Ah, the Giants. They were world champions in 1921 and 1922, besting the Yanks, but their time was winding down. More people were flocking to the Polo Grounds to see the Yankees than to see John McGraw’s men, and Ruppert, ever mindful of the trend, in 1920 had leased ten acres of land across the Harlem River on which a lumberyard stood.
“We tried to buy a half-interest in the Polo Grounds, but the Giants weren’t interested,” said Ruppert.
“This will allow both teams to have games on coveted Sunday dates,” said Charles Stoneham, the president of the Giants. “We wish them well!”
Stoneham was a successor to John T. Brush, who had originally agreed to take the Yankees in after they had spent their formulative years at Hilltop Park as the Highlanders. (Brush almost had a claim to the first “stadium” – he called the Polo Grounds “Brush Stadium” on the cover of the 1911 World Series program, but no one seemed to take him seriously. A nice try.)
Those who remember the “old” Yankee Stadium probably best remember the triple-decked grandstand that ended at the bullpens. But that wasn’t the way it looked in 1923. In fact, the right field portion didn’t spread past the foul pole until 1937. All of Babe Ruth’s mighty homers to right fell into the bleachers, which ran endlessly from foul territory to foul territory. (The left field grandstand was completed in 1928).

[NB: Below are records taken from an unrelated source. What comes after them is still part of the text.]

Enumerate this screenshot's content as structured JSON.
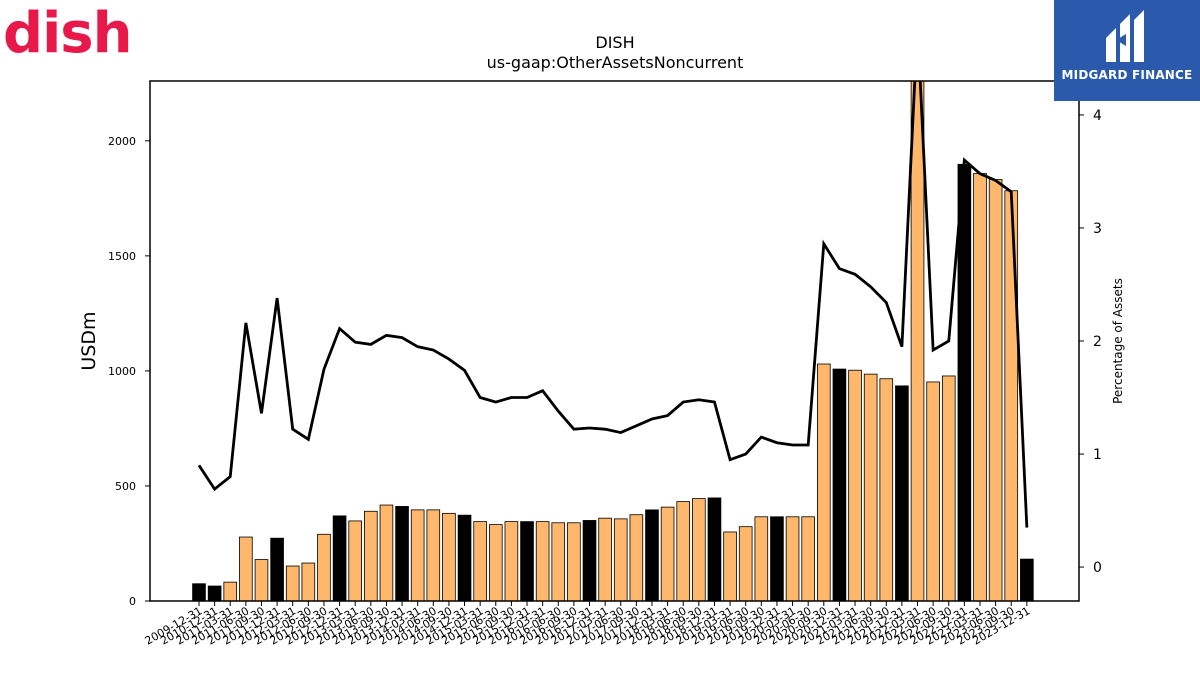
{
  "branding": {
    "left_logo_text": "dish",
    "right_logo_text": "MIDGARD FINANCE"
  },
  "colors": {
    "bar_orange": "#ffb86b",
    "bar_black": "#000000",
    "line": "#000000",
    "dish_red": "#e8194a",
    "midgard_blue": "#2b5aad"
  },
  "chart_data": {
    "type": "bar",
    "title": "DISH",
    "subtitle": "us-gaap:OtherAssetsNoncurrent",
    "ylabel": "USDm",
    "y2label": "Percentage of Assets",
    "ylim": [
      0,
      2260
    ],
    "y2lim": [
      -0.3,
      4.3
    ],
    "yticks": [
      0,
      500,
      1000,
      1500,
      2000
    ],
    "y2ticks": [
      0,
      1,
      2,
      3,
      4
    ],
    "grid": false,
    "categories": [
      "2009-12-31",
      "2010-12-31",
      "2011-03-31",
      "2011-06-30",
      "2011-09-30",
      "2011-12-31",
      "2012-03-31",
      "2012-06-30",
      "2012-09-30",
      "2012-12-31",
      "2013-03-31",
      "2013-06-30",
      "2013-09-30",
      "2013-12-31",
      "2014-03-31",
      "2014-06-30",
      "2014-09-30",
      "2014-12-31",
      "2015-03-31",
      "2015-06-30",
      "2015-09-30",
      "2015-12-31",
      "2016-03-31",
      "2016-06-30",
      "2016-09-30",
      "2016-12-31",
      "2017-03-31",
      "2017-06-30",
      "2017-09-30",
      "2017-12-31",
      "2018-03-31",
      "2018-06-30",
      "2018-09-30",
      "2018-12-31",
      "2019-03-31",
      "2019-06-30",
      "2019-09-30",
      "2019-12-31",
      "2020-03-31",
      "2020-06-30",
      "2020-09-30",
      "2020-12-31",
      "2021-03-31",
      "2021-06-30",
      "2021-09-30",
      "2021-12-31",
      "2022-03-31",
      "2022-06-30",
      "2022-09-30",
      "2022-12-31",
      "2023-03-31",
      "2023-06-30",
      "2023-09-30",
      "2023-12-31"
    ],
    "series": [
      {
        "type": "bar",
        "values": [
          75,
          65,
          82,
          278,
          180,
          273,
          152,
          165,
          290,
          370,
          348,
          390,
          417,
          411,
          396,
          396,
          381,
          373,
          345,
          332,
          345,
          345,
          345,
          340,
          340,
          350,
          360,
          357,
          375,
          396,
          408,
          432,
          445,
          448,
          300,
          323,
          366,
          366,
          366,
          366,
          1030,
          1008,
          1003,
          986,
          966,
          935,
          2290,
          952,
          978,
          1898,
          1858,
          1832,
          1783,
          182
        ],
        "bar_colors": [
          "#000000",
          "#000000",
          "#ffb86b",
          "#ffb86b",
          "#ffb86b",
          "#000000",
          "#ffb86b",
          "#ffb86b",
          "#ffb86b",
          "#000000",
          "#ffb86b",
          "#ffb86b",
          "#ffb86b",
          "#000000",
          "#ffb86b",
          "#ffb86b",
          "#ffb86b",
          "#000000",
          "#ffb86b",
          "#ffb86b",
          "#ffb86b",
          "#000000",
          "#ffb86b",
          "#ffb86b",
          "#ffb86b",
          "#000000",
          "#ffb86b",
          "#ffb86b",
          "#ffb86b",
          "#000000",
          "#ffb86b",
          "#ffb86b",
          "#ffb86b",
          "#000000",
          "#ffb86b",
          "#ffb86b",
          "#ffb86b",
          "#000000",
          "#ffb86b",
          "#ffb86b",
          "#ffb86b",
          "#000000",
          "#ffb86b",
          "#ffb86b",
          "#ffb86b",
          "#000000",
          "#ffb86b",
          "#ffb86b",
          "#ffb86b",
          "#000000",
          "#ffb86b",
          "#ffb86b",
          "#ffb86b",
          "#000000"
        ]
      },
      {
        "type": "line",
        "axis": "right",
        "values": [
          0.9,
          0.69,
          0.8,
          2.16,
          1.36,
          2.38,
          1.22,
          1.13,
          1.75,
          2.11,
          1.99,
          1.97,
          2.05,
          2.03,
          1.95,
          1.92,
          1.84,
          1.74,
          1.5,
          1.46,
          1.5,
          1.5,
          1.56,
          1.38,
          1.22,
          1.23,
          1.22,
          1.19,
          1.25,
          1.31,
          1.34,
          1.46,
          1.48,
          1.46,
          0.95,
          1.0,
          1.15,
          1.1,
          1.08,
          1.08,
          2.86,
          2.64,
          2.59,
          2.48,
          2.34,
          1.95,
          4.8,
          1.92,
          2.0,
          3.6,
          3.48,
          3.42,
          3.32,
          0.35
        ]
      }
    ]
  }
}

Even that look wasn’t what the original architects envisioned: the saw the entire field surrounded by three decks with little open sky to see. That idea never took.
The success of the Yankees during the Miller Huggins, Joe McCarthy and Casey Stengel years – 27 World Series appearances in 42 seasons – turned Yankee Stadium into the most famous sports arena in the nation, if not the world. The aura and magnificence of the palace awed visiting players. The Yankees became a “brand” synonymous with success, and Yankee Stadium, where they wore the pinstriped uniform, became the standard for sports excellence.

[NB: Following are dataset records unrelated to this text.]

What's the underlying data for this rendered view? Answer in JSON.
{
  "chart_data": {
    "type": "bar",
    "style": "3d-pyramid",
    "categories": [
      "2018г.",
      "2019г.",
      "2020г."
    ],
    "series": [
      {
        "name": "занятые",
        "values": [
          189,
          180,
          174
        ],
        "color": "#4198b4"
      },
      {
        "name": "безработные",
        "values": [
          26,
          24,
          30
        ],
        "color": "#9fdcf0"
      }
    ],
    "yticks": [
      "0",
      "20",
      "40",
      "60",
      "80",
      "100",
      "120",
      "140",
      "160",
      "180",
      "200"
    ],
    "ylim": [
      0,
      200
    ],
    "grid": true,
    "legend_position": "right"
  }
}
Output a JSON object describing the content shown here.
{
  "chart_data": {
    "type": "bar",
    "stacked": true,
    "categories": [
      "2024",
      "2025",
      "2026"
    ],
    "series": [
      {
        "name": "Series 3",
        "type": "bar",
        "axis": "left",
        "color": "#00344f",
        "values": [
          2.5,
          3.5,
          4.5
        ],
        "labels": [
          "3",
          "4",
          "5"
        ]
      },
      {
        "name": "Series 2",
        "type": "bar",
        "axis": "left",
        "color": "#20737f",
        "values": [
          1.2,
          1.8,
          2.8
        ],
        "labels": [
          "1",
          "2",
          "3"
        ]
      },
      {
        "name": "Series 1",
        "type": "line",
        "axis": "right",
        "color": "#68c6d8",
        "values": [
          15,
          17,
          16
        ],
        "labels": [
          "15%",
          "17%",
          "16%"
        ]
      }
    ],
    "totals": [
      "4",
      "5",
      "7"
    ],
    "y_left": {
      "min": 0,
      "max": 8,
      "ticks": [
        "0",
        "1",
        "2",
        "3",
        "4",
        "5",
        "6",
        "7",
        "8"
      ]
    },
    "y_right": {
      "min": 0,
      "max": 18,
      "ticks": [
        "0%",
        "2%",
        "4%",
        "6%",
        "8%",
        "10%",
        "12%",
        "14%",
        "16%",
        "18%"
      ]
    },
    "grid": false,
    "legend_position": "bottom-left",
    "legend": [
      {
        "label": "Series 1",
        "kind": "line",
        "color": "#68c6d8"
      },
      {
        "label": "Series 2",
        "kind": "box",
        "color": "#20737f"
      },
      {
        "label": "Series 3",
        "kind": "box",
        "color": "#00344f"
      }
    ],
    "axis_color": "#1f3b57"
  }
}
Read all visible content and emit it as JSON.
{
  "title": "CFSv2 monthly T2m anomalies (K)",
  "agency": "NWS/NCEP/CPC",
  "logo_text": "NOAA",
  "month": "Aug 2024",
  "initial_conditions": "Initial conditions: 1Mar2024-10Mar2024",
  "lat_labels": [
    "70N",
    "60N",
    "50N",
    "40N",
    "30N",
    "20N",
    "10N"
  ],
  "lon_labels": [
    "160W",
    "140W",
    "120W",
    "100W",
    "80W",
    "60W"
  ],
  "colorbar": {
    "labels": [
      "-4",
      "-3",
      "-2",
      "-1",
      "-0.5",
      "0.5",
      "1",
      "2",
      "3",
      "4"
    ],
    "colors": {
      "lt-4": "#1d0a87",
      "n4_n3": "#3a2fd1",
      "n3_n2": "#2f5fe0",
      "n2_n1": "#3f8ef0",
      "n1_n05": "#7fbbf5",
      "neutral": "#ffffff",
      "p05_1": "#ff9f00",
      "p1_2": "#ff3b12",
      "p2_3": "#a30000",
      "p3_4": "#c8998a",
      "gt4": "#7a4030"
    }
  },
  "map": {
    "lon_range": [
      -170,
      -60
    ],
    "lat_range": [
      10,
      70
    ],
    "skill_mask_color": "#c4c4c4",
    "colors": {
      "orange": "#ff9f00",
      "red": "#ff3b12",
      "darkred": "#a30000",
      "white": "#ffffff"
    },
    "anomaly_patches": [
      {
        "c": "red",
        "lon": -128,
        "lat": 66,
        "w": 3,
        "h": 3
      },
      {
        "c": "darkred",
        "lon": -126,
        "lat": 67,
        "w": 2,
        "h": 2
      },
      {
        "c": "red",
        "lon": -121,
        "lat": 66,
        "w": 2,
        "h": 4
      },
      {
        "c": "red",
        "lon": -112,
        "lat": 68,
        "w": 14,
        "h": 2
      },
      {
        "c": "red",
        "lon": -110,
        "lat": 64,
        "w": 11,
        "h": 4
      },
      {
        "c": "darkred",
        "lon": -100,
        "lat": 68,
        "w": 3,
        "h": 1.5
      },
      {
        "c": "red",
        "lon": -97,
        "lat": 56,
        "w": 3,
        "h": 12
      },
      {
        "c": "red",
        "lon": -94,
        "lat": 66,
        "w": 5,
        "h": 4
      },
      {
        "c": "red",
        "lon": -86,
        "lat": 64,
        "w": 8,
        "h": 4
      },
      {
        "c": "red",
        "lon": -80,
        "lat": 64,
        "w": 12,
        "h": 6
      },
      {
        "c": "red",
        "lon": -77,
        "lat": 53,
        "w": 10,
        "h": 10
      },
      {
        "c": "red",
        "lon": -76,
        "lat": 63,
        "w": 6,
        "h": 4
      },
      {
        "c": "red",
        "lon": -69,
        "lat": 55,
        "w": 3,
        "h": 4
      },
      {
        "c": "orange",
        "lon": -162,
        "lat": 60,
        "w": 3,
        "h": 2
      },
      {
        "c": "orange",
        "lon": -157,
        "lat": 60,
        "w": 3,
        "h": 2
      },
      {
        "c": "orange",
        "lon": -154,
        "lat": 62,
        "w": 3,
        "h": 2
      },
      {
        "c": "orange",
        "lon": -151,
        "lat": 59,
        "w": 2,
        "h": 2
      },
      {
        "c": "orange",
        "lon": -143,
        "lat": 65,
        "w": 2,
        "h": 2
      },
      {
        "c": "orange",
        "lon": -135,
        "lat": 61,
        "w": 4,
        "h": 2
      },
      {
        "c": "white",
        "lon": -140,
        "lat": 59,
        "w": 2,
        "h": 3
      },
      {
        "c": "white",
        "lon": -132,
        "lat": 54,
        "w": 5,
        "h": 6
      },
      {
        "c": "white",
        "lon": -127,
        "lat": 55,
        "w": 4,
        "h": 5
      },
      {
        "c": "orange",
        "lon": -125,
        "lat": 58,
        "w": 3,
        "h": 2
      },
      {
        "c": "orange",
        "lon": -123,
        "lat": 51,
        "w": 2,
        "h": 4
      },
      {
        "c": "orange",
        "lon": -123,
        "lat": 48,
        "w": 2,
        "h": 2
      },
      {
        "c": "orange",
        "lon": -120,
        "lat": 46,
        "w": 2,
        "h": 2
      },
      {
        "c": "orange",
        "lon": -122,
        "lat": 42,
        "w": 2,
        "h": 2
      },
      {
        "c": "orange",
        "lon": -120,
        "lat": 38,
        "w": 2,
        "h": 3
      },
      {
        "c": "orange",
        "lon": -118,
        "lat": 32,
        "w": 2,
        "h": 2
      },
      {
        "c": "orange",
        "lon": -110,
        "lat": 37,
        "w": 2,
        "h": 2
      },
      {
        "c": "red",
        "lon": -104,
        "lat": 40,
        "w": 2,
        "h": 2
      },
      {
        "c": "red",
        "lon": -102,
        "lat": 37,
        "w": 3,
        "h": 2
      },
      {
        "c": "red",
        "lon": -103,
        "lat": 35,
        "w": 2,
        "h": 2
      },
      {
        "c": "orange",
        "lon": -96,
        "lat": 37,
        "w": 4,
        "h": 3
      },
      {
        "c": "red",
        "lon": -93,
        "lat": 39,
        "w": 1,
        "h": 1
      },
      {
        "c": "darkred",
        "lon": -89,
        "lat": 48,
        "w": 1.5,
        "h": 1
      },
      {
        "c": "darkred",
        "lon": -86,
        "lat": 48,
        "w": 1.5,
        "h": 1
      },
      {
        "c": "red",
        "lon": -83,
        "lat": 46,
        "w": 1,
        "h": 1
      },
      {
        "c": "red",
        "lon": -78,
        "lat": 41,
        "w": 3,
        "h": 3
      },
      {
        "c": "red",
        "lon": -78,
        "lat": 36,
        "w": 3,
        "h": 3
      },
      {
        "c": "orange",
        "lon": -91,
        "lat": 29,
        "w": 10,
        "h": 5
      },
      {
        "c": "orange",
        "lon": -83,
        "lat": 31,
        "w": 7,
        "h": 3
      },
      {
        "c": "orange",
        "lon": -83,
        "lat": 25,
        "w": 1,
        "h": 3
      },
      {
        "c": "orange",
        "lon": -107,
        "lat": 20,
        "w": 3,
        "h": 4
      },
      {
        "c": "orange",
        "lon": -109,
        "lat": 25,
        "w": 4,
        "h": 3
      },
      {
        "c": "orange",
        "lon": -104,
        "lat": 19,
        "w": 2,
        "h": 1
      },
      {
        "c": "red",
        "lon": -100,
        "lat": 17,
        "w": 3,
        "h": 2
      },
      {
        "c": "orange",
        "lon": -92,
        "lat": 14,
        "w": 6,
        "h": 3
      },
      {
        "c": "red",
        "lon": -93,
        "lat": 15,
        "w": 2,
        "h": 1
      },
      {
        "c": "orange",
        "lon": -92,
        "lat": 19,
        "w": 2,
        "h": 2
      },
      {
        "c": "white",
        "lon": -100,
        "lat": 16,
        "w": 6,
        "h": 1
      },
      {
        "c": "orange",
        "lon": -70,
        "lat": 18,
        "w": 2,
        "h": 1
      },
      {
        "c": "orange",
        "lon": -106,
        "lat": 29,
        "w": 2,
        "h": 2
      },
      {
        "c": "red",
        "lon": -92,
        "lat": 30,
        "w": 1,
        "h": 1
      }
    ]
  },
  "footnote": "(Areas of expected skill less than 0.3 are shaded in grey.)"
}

Great heavyweight championship bouts were fought there. The biggest college football games were played there. The New York Giants football team won championships there. Popes delivered mass there.

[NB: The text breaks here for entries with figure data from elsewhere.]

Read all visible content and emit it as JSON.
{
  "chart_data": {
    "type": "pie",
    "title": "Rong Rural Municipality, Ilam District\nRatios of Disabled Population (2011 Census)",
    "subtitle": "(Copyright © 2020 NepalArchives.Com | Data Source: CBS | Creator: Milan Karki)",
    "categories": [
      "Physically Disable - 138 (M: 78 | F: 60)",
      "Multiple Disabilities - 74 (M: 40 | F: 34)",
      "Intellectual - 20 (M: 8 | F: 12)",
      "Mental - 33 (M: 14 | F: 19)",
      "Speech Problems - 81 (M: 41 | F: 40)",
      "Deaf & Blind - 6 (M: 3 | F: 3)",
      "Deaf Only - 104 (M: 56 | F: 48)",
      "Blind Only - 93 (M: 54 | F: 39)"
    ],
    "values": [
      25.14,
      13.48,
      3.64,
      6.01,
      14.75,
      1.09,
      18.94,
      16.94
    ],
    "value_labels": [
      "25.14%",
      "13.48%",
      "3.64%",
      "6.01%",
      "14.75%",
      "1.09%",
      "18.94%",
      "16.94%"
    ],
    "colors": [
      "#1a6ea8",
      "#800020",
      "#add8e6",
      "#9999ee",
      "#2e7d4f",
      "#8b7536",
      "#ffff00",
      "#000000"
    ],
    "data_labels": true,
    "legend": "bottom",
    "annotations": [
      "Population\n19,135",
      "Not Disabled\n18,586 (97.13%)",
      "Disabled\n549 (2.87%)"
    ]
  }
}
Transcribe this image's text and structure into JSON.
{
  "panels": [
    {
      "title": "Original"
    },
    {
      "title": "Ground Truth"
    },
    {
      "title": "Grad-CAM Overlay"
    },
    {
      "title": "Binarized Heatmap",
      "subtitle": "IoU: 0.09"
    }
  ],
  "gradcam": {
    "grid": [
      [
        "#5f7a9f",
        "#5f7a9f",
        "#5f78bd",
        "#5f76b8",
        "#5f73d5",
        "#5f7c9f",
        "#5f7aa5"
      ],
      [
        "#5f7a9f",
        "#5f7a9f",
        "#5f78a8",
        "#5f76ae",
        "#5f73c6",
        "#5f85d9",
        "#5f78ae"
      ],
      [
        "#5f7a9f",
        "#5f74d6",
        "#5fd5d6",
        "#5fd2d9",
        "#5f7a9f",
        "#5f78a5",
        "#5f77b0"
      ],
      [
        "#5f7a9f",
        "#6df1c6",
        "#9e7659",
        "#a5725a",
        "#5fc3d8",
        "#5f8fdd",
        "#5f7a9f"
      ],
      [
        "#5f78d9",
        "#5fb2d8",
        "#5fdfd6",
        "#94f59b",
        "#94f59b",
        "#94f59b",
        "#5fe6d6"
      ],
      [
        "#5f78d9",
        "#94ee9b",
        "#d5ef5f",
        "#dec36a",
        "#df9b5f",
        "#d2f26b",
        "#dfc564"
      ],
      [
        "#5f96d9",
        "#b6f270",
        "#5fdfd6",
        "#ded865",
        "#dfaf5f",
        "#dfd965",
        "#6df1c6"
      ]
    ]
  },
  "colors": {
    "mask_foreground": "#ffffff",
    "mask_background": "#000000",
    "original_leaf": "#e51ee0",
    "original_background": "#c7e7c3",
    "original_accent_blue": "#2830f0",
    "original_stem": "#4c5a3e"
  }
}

But mostly Babe and Lou, Joe and Mickey played there. And Yogi and Phil and Scooter. Babe hit his 60th there. Roger his 61st. Larsen hurled his perfect game. Mickey twice hit the copper façade (and pronounced it fa-kaid. There weren’t any facades in Commerce, Oklahoma, after all).
Then the park began to show its age, and in 1976, reopened after a two-year overhaul, with no obstructed views, with escalators, luxury suites, and much more history to be written, as the George Steinbrenner years produced more moments for the ages. Reggie and Graig, Catfish and Gator and Thurman, onto Donny and Winfield and then Bernie and Derek, Mariano and those Sunday perfect games from the Davids.
If all goes according to schedule, Yankee Stadium will have been home to the Yankees for 86 seasons, minus the two spent at Shea in 1974-75. (The stadium was still “home” even though the team wasn’t playing there). “86” is a restaurant expression, born in New York according to legend, that means “all out.” It’s appropriate that a New York term coincide with the finale.